Sometimes, I find myself going back to that file, re-reading those lists, and it just reminds me of times gone by and the great memories some songs will forever be associated with.

Should that chart be cancelled for some reason (but I know I won’t let them, I’d organize a one-woman protest and try to get them back on the air), I’d feel that a part of my memory creating process has been disrupted, like tradition has been changed. What else would I have to fall back on?


4 Comments Add yours

  1. mterrazas32 says:

    I had to go back to your “about page” and make sure, but you live in Beirut. Right? I am not familiar with Beirut and the music culture. So when you are listening to the top 100 chart, is it only music originally from Beirut or is it mix from other countries. I apologize if this is silly question to ask.

    1. TK says:

      That’s not a silly question to ask! On the contrary! Thank you for pointing that out that people reading might not know what the chart features! I’ll make the edit to clarify it.

      And to answer your question: the music is normally anything you would hear on American or UK radios, the current pop hits, since this station only plays English music. Sadly, they rarely feature any local English singing bands.

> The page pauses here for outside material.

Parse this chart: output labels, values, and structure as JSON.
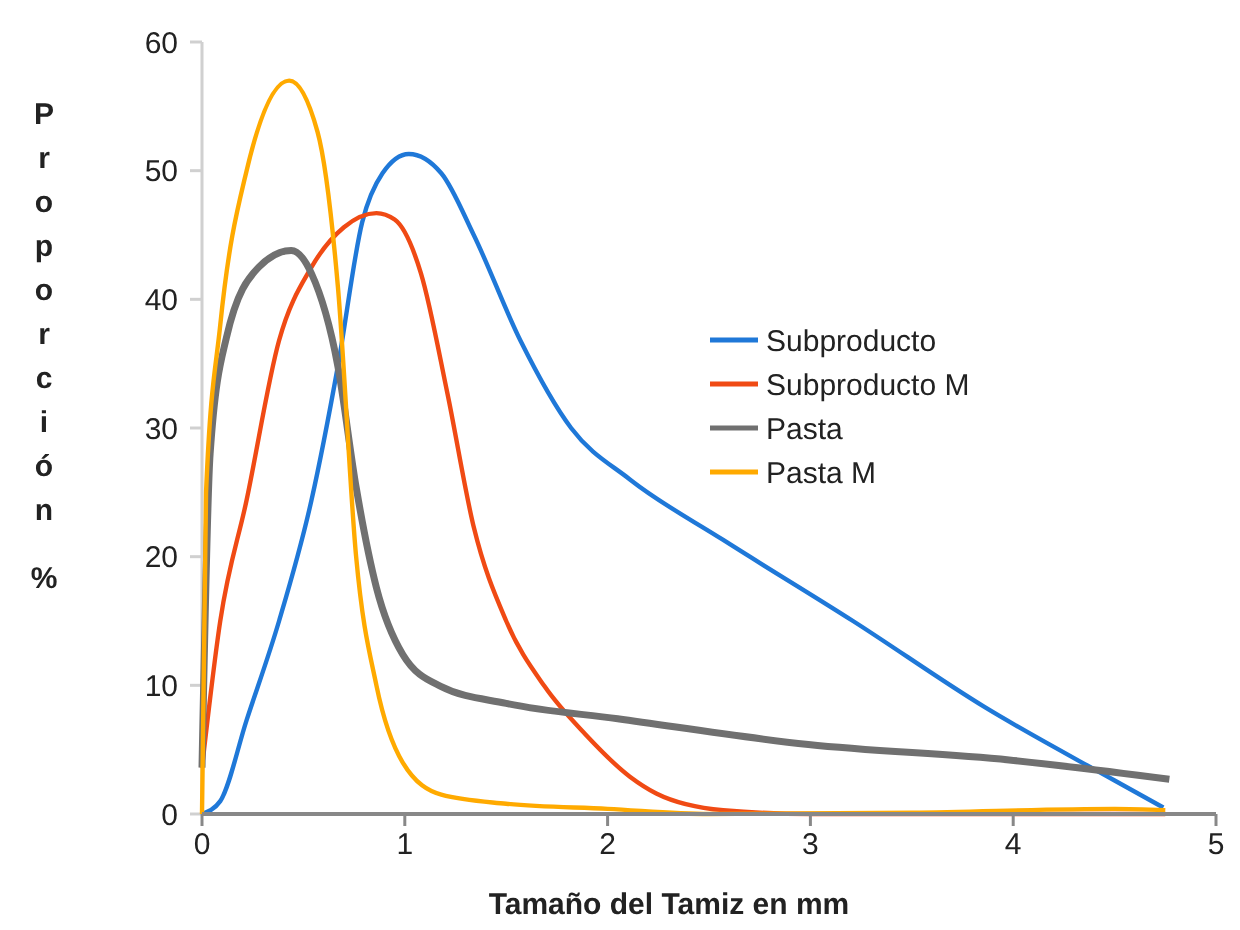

      Thanks for reading and pointing this out 🙂

  2. Karthik says:

    “Ah, music,” he said, wiping his eyes. “A magic beyond all we do here!”


  3. artman413 says:

    “I look at this show from the point of view that if I skip ONE single song, it’s as if the show has been cancelled! Yes, it’s that bad!”

    I often feel that way about missing a minute of my favorite TV shows, or a movie I really want to watch. It feels silly, but at the same time, you can’t miss one single nanosecond!